El informe de Human Rights Watch también expone el impacto para las familias de los salvadoreños deportados desde Estados Unidos; denuncian no tener información sobre sus seres queridos durante meses.
"Sigo sin saber nada de mi hijo, absolutamente nada... Quiero información. "Quiero que alguien me diga que mi hijo está bien, que está vivo", dijo una madre, que reside en Maryland, a AP, después de que su hijo salvadoreño fue deportado el 15 de marzo de 2025.
En algunos casos, los familiares han logrado ubicar a los detenidos únicamente a través de fotografías difundidas en internet —incluso por el propio Bukele— o mediante litigios ante instancias internacionales.
Asimismo, HRW señaló que solo el 10.5% de los deportados a El Salvador tenía antecedentes por delitos violentos, pese a que autoridades estadounidenses han vinculado a algunos con pandillas como la MS-13.

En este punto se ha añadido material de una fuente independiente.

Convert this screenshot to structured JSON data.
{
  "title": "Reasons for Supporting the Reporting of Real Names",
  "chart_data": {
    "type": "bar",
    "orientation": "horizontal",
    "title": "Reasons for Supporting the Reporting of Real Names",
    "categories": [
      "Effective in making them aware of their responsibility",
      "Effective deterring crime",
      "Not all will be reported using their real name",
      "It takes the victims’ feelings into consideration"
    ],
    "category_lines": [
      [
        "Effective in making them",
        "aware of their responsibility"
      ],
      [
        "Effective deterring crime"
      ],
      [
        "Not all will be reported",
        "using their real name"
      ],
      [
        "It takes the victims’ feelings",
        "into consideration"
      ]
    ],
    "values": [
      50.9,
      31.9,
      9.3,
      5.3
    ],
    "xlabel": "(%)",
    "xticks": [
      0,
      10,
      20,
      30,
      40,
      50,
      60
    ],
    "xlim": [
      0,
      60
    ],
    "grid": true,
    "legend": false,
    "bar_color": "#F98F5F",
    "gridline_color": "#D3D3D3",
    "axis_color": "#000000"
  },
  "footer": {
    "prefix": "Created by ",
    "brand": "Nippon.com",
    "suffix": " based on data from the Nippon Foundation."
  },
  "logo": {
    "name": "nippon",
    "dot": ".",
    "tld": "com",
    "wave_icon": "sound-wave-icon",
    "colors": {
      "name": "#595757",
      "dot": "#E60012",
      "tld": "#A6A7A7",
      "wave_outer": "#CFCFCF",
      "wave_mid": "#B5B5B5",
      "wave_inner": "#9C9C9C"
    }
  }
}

Esta es la cárcel en la que podrían estar 'desaparecidos' algunos de los salvadoreños deportados
Según HRW, algunos de los salvadoreños deportados y "desaparecidos" podrían estar internados en el Centro de Confinamiento para Terroristas (CECOT), que es una megacárcel de máxima seguridad inaugurada en 2023 por el gobierno de Nayib Bukele, como pieza central de su estrategia contra las pandillas en el marco del régimen de excepción.
Está ubicado en Tecoluca, en el departamento de San Vicente, y fue diseñado para albergar hasta 40 mil internos, principalmente presuntos miembros de células criminales como la MS-13 y Barrio 18.
El CECOT se caracteriza por condiciones extremadamente restrictivas: los internos permanecen en celdas colectivas, bajo vigilancia permanente, con acceso limitado a luz natural, visitas familiares y comunicación exterior.
Las autoridades de El Salvador sostienen que el objetivo es impedir cualquier operación criminal desde prisión; sin embargo, organizaciones como Human Rights Watch han señalado que estas condiciones podrían vulnerar derechos fundamentales, especialmente cuando los detenidos no han sido condenados o no han tenido acceso a un proceso legal adecuado.
Ya son diversos informes y testimonios los que han vinculado al CECOT con denuncias de detenciones arbitrarias, incomunicación prolongada y falta de información sobre el paradero de los internos, lo que evidencia la opacidad en el sistema penitenciario salvadoreño.